Mas eu já vira Sawyer fazer coisas inacreditáveis. Vai saber, de repente ele podia
atravessar paredes... Eu certamente não queria descobrir isso estando nua e vulnerável.
Tirei a roupa. À ferida no peito já não sangrava, mas ainda não havia sumido. Era
agora uma feia cicatriz avermelhada, que doía se eu me mexesse muito rápido ou ficasse
muito tempo parada. Como eu nunca tinha sido morta antes, não sabia quanto ia durar,
ou se algum dia sumiria. Desde que eu continuasse viva, não me importava.
Antes de entrar embaixo do chuveiro, tirei a arma da mochila e a coloquei na pia do
banheiro. A maioria das criaturas que poderiam entrar pela porta não se incomodaria com
uma arma, mas não custava nada prevenir.
Meia hora depois, me sequei, me enrolei na toalha, recolhi a arma e a mochila e fui
para o quarto.
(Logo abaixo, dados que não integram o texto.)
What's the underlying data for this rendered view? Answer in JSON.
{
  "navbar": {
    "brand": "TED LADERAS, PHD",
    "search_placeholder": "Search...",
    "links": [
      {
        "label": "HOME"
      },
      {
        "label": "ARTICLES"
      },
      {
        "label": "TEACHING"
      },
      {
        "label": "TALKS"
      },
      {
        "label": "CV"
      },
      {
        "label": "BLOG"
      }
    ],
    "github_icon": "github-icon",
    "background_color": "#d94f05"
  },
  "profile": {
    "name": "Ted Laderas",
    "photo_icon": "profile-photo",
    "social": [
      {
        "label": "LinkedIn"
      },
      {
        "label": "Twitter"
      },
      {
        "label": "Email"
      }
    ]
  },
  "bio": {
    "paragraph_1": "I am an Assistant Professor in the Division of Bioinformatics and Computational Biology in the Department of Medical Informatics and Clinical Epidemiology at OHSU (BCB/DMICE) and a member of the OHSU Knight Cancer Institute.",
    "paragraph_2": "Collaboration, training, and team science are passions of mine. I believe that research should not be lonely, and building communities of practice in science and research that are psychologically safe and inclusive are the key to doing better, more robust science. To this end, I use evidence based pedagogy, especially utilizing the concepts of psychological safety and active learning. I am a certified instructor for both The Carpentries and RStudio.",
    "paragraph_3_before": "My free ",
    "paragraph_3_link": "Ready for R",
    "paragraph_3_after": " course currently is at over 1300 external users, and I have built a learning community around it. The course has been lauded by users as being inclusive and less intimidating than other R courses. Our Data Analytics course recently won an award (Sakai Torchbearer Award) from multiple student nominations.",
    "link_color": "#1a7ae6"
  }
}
Sawyer estava na cama, assistindo à tevê, com o controle perto da pata.
Na tela, um programa sobre caça, seus olhos cinzentos acompanhavam um cervo cruzan-
do um campo de outono. Quando um tiro soou, ele adiantou-se, o pelo subindo, um
rosnado vindo do fundo da garganta, o olhar fixo avidamente no animal enquanto ele
saltava, corria alguns metros, depois caía lentamente. Acho que um lobo é sempre um
lobo, mesmo quando não nasceu assim.
Parei na frente da televisão. Sawyer se inclinou, tentando ver além de mim. Tirei a
toalha. Ele lentamente voltou ao seu lugar, já sem nenhum interesse no cervo. Acho que
um homem é sempre um homem, mesmo quando não permanece assim.
Rapidamente, coloquei a arma no criado-mudo, peguei o robe de lobo na mochila,
joguei-o sobre os ombros e mudei.
Era sempre assim. A explosão de luz, o frio e em seguida o calor. A queda de uma
grande altura, enquanto meus ossos estalavam e mudavam e eu me tornava outra coisa.
Minha atenção foi imediatamente atraída para a tela. Outro cervo saltitava, e eu
estava fascinada. Quando soou o tiro, meu coração pulou, a adrenalina invadindo.
Quando ela pulava, eu queria persegui-la. Sabia que a derrubaria, que era vulnerável, que
era minha.
Com um som abafado, a tela ficou preta.
Phoenix.
Virei-me para a cama, onde Sawyer estava com a pata no controle. Balancei a
cabeça para me livrar da fome animal, da necessidade premente de matar; isso sempre
me assustava.
Sua ferida vai se curar mais rápido nessa forma.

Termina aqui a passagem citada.